Todos sabem que o whey protein se tornou popular no universo fitness, especialmente entre os que buscam aumentar massa muscular. Mas, além da quantidade adequada de proteína, há uma preocupação crescente com produtos falsificados ou adulterados.
Nesta sexta-feira (6/12), nove sites brasileiros foram obrigados a suspender a venda de 48 marcas de whey protein. A medida foi tomada após a Associação Brasileira de Empresas de Produtos Nutricionais (ABENUTRI) enviar ao governo um estudo que identificou adulterações nos produtos, que não contêm a quantidade de proteína indicada nos rótulos.
A suspensão das vendas foi determinada pela Secretaria Nacional do Consumidor, órgão ligado ao Ministério da Justiça e Segurança Pública. O presidente da ABENUTRI, Marcelo Bella, alertou que os riscos vão desde alergias leves até complicações graves, podendo levar à morte.
Cuidados na compra
Segundo a nutricionista Thaís Pacheco de Oliveira, ao escolher um whey protein, é essencial verificar a tabela nutricional. “A quantidade de proteína deve ser maior que a de carboidratos”, explica Thaís ao Metrópoles.

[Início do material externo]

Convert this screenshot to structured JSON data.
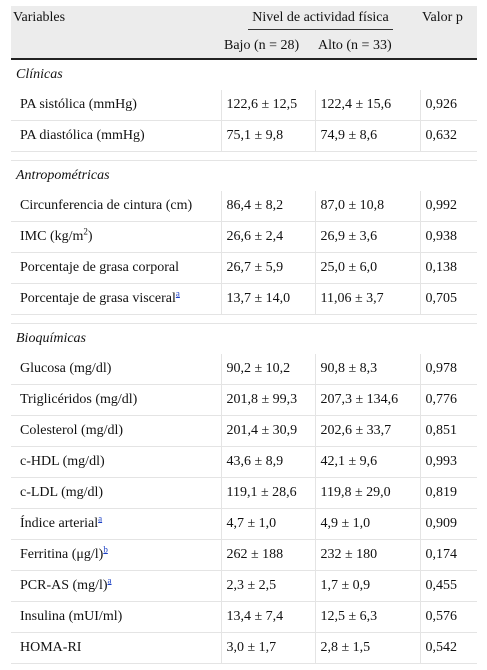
{
  "header": {
    "variables": "Variables",
    "group": "Nivel de actividad física",
    "pvalue": "Valor p",
    "low": "Bajo (n = 28)",
    "high": "Alto (n = 33)"
  },
  "sections": [
    {
      "title": "Clínicas",
      "rows": [
        {
          "name": "PA sistólica (mmHg)",
          "low": "122,6 ± 12,5",
          "high": "122,4 ± 15,6",
          "p": "0,926"
        },
        {
          "name": "PA diastólica (mmHg)",
          "low": "75,1 ± 9,8",
          "high": "74,9 ± 8,6",
          "p": "0,632"
        }
      ]
    },
    {
      "title": "Antropométricas",
      "rows": [
        {
          "name": "Circunferencia de cintura (cm)",
          "low": "86,4 ± 8,2",
          "high": "87,0 ± 10,8",
          "p": "0,992"
        },
        {
          "name": "IMC (kg/m",
          "sup": "2",
          "name_tail": ")",
          "low": "26,6 ± 2,4",
          "high": "26,9 ± 3,6",
          "p": "0,938"
        },
        {
          "name": "Porcentaje de grasa corporal",
          "low": "26,7 ± 5,9",
          "high": "25,0 ± 6,0",
          "p": "0,138"
        },
        {
          "name": "Porcentaje de grasa visceral",
          "fn": "a",
          "low": "13,7 ± 14,0",
          "high": "11,06 ± 3,7",
          "p": "0,705"
        }
      ]
    },
    {
      "title": "Bioquímicas",
      "rows": [
        {
          "name": "Glucosa (mg/dl)",
          "low": "90,2 ± 10,2",
          "high": "90,8 ± 8,3",
          "p": "0,978"
        },
        {
          "name": "Triglicéridos (mg/dl)",
          "low": "201,8 ± 99,3",
          "high": "207,3 ± 134,6",
          "p": "0,776"
        },
        {
          "name": "Colesterol (mg/dl)",
          "low": "201,4 ± 30,9",
          "high": "202,6 ± 33,7",
          "p": "0,851"
        },
        {
          "name": "c-HDL (mg/dl)",
          "low": "43,6 ± 8,9",
          "high": "42,1 ± 9,6",
          "p": "0,993"
        },
        {
          "name": "c-LDL (mg/dl)",
          "low": "119,1 ± 28,6",
          "high": "119,8 ± 29,0",
          "p": "0,819"
        },
        {
          "name": "Índice arterial",
          "fn": "a",
          "low": "4,7 ± 1,0",
          "high": "4,9 ± 1,0",
          "p": "0,909"
        },
        {
          "name": "Ferritina (μg/l)",
          "fn": "b",
          "low": "262 ± 188",
          "high": "232 ± 180",
          "p": "0,174"
        },
        {
          "name": "PCR-AS (mg/l)",
          "fn": "a",
          "low": "2,3 ± 2,5",
          "high": "1,7 ± 0,9",
          "p": "0,455"
        },
        {
          "name": "Insulina (mUI/ml)",
          "low": "13,4 ± 7,4",
          "high": "12,5 ± 6,3",
          "p": "0,576"
        },
        {
          "name": "HOMA-RI",
          "low": "3,0 ± 1,7",
          "high": "2,8 ± 1,5",
          "p": "0,542"
        }
      ]
    }
  ]
}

O consumo de whey protein adulterado não só não traz os resultados desejados, mas também pode ser prejudicial à saúde. Desde 2022, a Anvisa tem alertado sobre a falsificação de suplementos.
Portanto, é fundamental adquirir produtos de marcas e estabelecimentos confiáveis, sempre com a orientação de um profissional especializado. Desconfie de descontos exagerados e preços muito abaixo do mercado, pois o whey protein alterado pode atrapalhar seus objetivos, podendo causar desconfortos como diarreia.